Missionaries as children in a fosterage system

Today's post is by UM & Global blogmaster Dr. David W. Scott, Director of Mission Theology at the General Board of Global Ministries. The opinions and analysis expressed here are Dr. Scott's own and do not reflect in any way the official position of Global Ministries.

Traditional histories of missionaries often cast them in hagiographic light as those coming to save the lost and benighted. Post-colonial critiques have pointed out the ways in which such images of missionaries degrade those among whom they are in mission. This raises a question: If we should not depict missionaries as hero-saviors, what other images can we use to understand them?

One surprising example comes from the medieval European system of fosterage. Although the details varied among times and places, in general, the fosterage system involved children being raised for a time by families other than their own. Unlike in the modern foster care system, this arrangement did not indicate that the children's parents were deceased or unable to care for the children. Instead, fosterage was a way of providing children with opportunities to learn important skills and a way of forging connections between families. Sometimes families would even exchange children.

Fosterage usually lasted for a set amount of time, after which children would return to their families of origin. The system of fosterage did not intend to cut ties between children and their families of origin, but rather to transform them in ways not possible if they had stayed home. It would then reconnect them so that what they learned might benefit them and through them, their family of origin.

In many ways, the role of missionaries parallels the role of children in the fosterage system, with culture (or country) of origin and host culture standing in for the family of origin and host family.

Viewing the sending of missionaries as a form of fosterage emphasizes that the goal of mission is not to impart the benefits of one superior culture to another inferior culture, as mission was often previously understood to entail. Indeed, if anything, the fostering family was usually the more socially and economically advanced. Instead, seeing sending missionaries as fosterage emphasizes the goal of mission as establishing connections between cultures.

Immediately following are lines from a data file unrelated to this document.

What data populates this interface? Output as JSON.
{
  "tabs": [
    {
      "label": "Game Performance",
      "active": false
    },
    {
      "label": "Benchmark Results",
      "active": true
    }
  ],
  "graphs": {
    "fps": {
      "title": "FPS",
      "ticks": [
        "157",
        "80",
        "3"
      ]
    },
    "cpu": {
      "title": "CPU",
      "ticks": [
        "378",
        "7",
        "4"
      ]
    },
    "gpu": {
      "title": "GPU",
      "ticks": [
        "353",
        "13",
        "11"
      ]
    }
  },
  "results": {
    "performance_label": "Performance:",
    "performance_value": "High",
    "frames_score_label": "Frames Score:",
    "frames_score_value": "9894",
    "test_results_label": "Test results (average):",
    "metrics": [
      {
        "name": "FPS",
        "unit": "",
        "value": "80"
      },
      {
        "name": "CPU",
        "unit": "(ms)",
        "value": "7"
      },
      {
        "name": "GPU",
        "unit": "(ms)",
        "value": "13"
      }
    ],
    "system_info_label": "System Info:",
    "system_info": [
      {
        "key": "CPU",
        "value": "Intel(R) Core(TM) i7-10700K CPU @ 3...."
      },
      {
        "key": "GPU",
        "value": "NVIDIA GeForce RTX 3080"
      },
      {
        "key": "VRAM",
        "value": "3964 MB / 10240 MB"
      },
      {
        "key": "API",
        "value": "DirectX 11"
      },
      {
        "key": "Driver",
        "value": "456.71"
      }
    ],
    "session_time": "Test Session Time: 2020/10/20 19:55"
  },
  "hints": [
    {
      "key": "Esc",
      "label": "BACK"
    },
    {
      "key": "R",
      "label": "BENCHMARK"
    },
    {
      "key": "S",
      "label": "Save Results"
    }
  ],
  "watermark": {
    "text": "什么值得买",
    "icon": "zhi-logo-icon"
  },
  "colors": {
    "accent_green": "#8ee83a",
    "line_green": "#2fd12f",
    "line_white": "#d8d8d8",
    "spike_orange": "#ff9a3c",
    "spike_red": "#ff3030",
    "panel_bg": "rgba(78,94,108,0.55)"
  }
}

It therefore also makes sense of the possibility of bilateral sending of missionaries. It is perfectly reasonable to send missionaries from Country A to Country B and from Country B to Country A because, if the goal of mission is connection, then exchanges in both directions facilitate more connection.

Seeing missionaries as children in the fosterage system also emphasizes the importance of learning for missionaries. Missionaries are not primarily those who are sent to impart truth or technique, but those who are sent to learn from their hosts. Of course, mission does involve sharing one's understanding of God and mutual learning, but the image of missionary as teacher is so deeply ingrained that an emphasis on missionary as learner is a useful counterbalance.

Finally, just as the goal of fosterage was not to separate children from families of origin but to return them transformed in ways that could benefit their families of origin, so too the goal of mission is not to separate missionaries from their cultures (and countries) of origin, but to transform them in ways that will allow them to benefit their cultures (and countries) of origin with what they have learned (of God and people) through their mission experience.

As with all metaphors, this image of mission is not perfect, but it is provocative in the ways it differs from traditional concepts of mission. Ultimately, the more images we have at hand to think about mission and missionaries, the better we can understand all facets of the missio Dei.